When you were born I was well aware that I would be there with you through it all. The toddler tantrums, fear of going to the dentist, first day of school, and eventually your teenage years. However, it was nothing like I thought it was gonna be. You got your period at a perfectly normal age. But nothing about it was normal. Cramps which you would explain as stabbing, as if someone was shredding up your stomach. Migraines which made you want to sleep. A lot. Passing out and throwing up from the extreme pain.
Seeing you go through this as your dad is killing me. Oh gosh, {{user}}, If I could take the pain I would’ve already done it. I know I shouldn’t feel guilty, but I do. I’ve tried everything, spent hours at different doctors who all just invalidate your pain. ”You’re too young to be diagnosed with endometriosis” or “Put her on the pill and it will go away”. Bullshit. None of it has worked. And I won’t give up until you get the help you deserve.

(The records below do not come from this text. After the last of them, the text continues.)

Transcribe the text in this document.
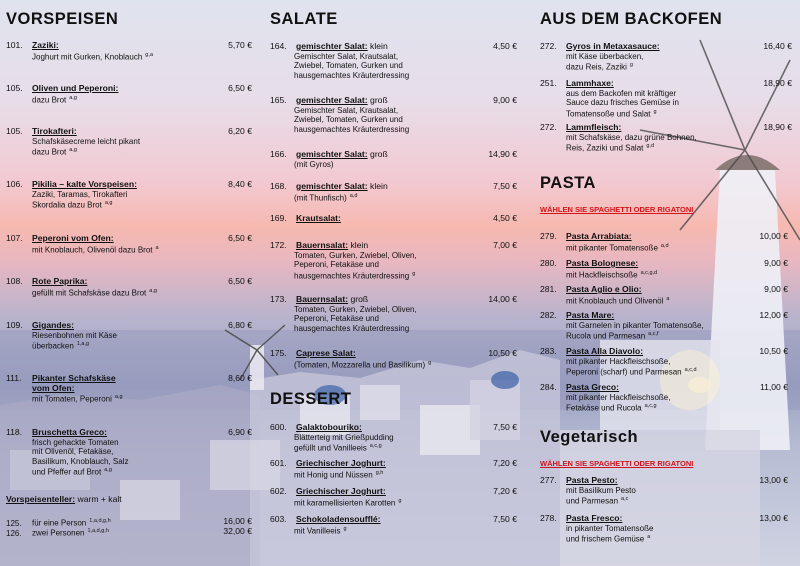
VORSPEISEN
101. Zaziki:	5,70 €
Joghurt mit Gurken, Knoblauch $^{g,a}$
105. Oliven und Peperoni:	6,50 €
dazu Brot $^{a,g}$
105. Tirokafteri:	6,20 €
Schafskäsecreme leicht pikant
dazu Brot $^{a,g}$
106. Pikilia – kalte Vorspeisen:	8,40 €
Zaziki, Taramas, Tirokafteri
Skordalia dazu Brot $^{a,g}$
107. Peperoni vom Ofen:	6,50 €
mit Knoblauch, Olivenöl dazu Brot $^a$
108. Rote Paprika:	6,50 €
gefüllt mit Schafskäse dazu Brot $^{a,g}$
109. Gigandes:	6,80 €
Riesenbohnen mit Käse
überbacken $^{1,a,g}$
111. Pikanter Schafskäse	8,60 €
vom Ofen:
mit Tomaten, Peperoni $^{a,g}$
118. Bruschetta Greco:	6,90 €
frisch gehackte Tomaten
mit Olivenöl, Fetakäse,
Basilikum, Knoblauch, Salz
und Pfeffer auf Brot $^{a,g}$
Vorspeisenteller: warm + kalt
125. für eine Person $^{1,a,d,g,h}$	16,00 €
126. zwei Personen $^{1,a,d,g,h}$	32,00 €
SALATE
164. gemischter Salat: klein	4,50 €
Gemischter Salat, Krautsalat,
Zwiebel, Tomaten, Gurken und
hausgemachtes Kräuterdressing
165. gemischter Salat: groß	9,00 €
Gemischter Salat, Krautsalat,
Zwiebel, Tomaten, Gurken und
hausgemachtes Kräuterdressing
166. gemischter Salat: groß	14,90 €
(mit Gyros)
168. gemischter Salat: klein	7,50 €
(mit Thunfisch) $^{a,d}$
169. Krautsalat:	4,50 €
172. Bauernsalat: klein	7,00 €
Tomaten, Gurken, Zwiebel, Oliven,
Peperoni, Fetakäse und
hausgemachtes Kräuterdressing $^g$
173. Bauernsalat: groß	14,00 €
Tomaten, Gurken, Zwiebel, Oliven,
Peperoni, Fetakäse und
hausgemachtes Kräuterdressing
175. Caprese Salat:	10,50 €
(Tomaten, Mozzarella und Basilikum) $^g$
DESSERT
600. Galaktobouriko:	7,50 €
Blätterteig mit Grießpudding
gefüllt und Vanilleeis $^{a,c,g}$
601. Griechischer Joghurt:	7,20 €
mit Honig und Nüssen $^{g,h}$
602. Griechischer Joghurt:	7,20 €
mit karamellisierten Karotten $^g$
603. Schokoladensoufflé:	7,50 €
mit Vanilleeis $^g$
AUS DEM BACKOFEN
272. Gyros in Metaxasauce:	16,40 €
mit Käse überbacken,
dazu Reis, Zaziki $^g$
251. Lammhaxe:	18,90 €
aus dem Backofen mit kräftiger
Sauce dazu frisches Gemüse in
Tomatensoße und Salat $^g$
272. Lammfleisch:	18,90 €
mit Schafskäse, dazu grüne Bohnen,
Reis, Zaziki und Salat $^{g,d}$
PASTA
WÄHLEN SIE SPAGHETTI ODER RIGATONI
279. Pasta Arrabiata:	10,00 €
mit pikanter Tomatensoße $^{a,d}$
280. Pasta Bolognese:	9,00 €
mit Hackfleischsoße $^{a,c,g,d}$
281. Pasta Aglio e Olio:	9,00 €
mit Knoblauch und Olivenöl $^a$
282. Pasta Mare:	12,00 €
mit Garnelen in pikanter Tomatensoße,
Rucola und Parmesan $^{a,c,f}$
283. Pasta Alla Diavolo:	10,50 €
mit pikanter Hackfleischsoße,
Peperoni (scharf) und Parmesan $^{a,c,d}$
284. Pasta Greco:	11,00 €
mit pikanter Hackfleischsoße,
Fetakäse und Rucola $^{a,c,g}$
Vegetarisch
WÄHLEN SIE SPAGHETTI ODER RIGATONI
277. Pasta Pesto:	13,00 €
mit Basilikum Pesto
und Parmesan $^{a,c}$
278. Pasta Fresco:	13,00 €
in pikanter Tomatensoße
und frischem Gemüse $^a$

Today was my last drop. You had already started feeling ill this morning, but you had an important test that you didn’t want to miss. I did assure you that it was fine by me for you to stay home today. But you were stubborn, like always. Halfway through the day, you unsuspectedly called me sobbing. Apparently, the pain had just flared up even more and you felt like you were gonna pass out, but your teacher refused to let you go home, since you always use the cramps as an “excuse”. I’m glad you weren’t in the car with me while I drove to pick you up.
After a few minutes of some swearing, and some curses, I was back in the car with you. I started the engine and glanced back at you in the rear view mirror. “It’s gonna be okay baby, I’m gonna help you. I won’t give up.” I say as comforting as I can right now. And as you look back at me with your teary red eyes, I clench my jaw and press down on the pedal.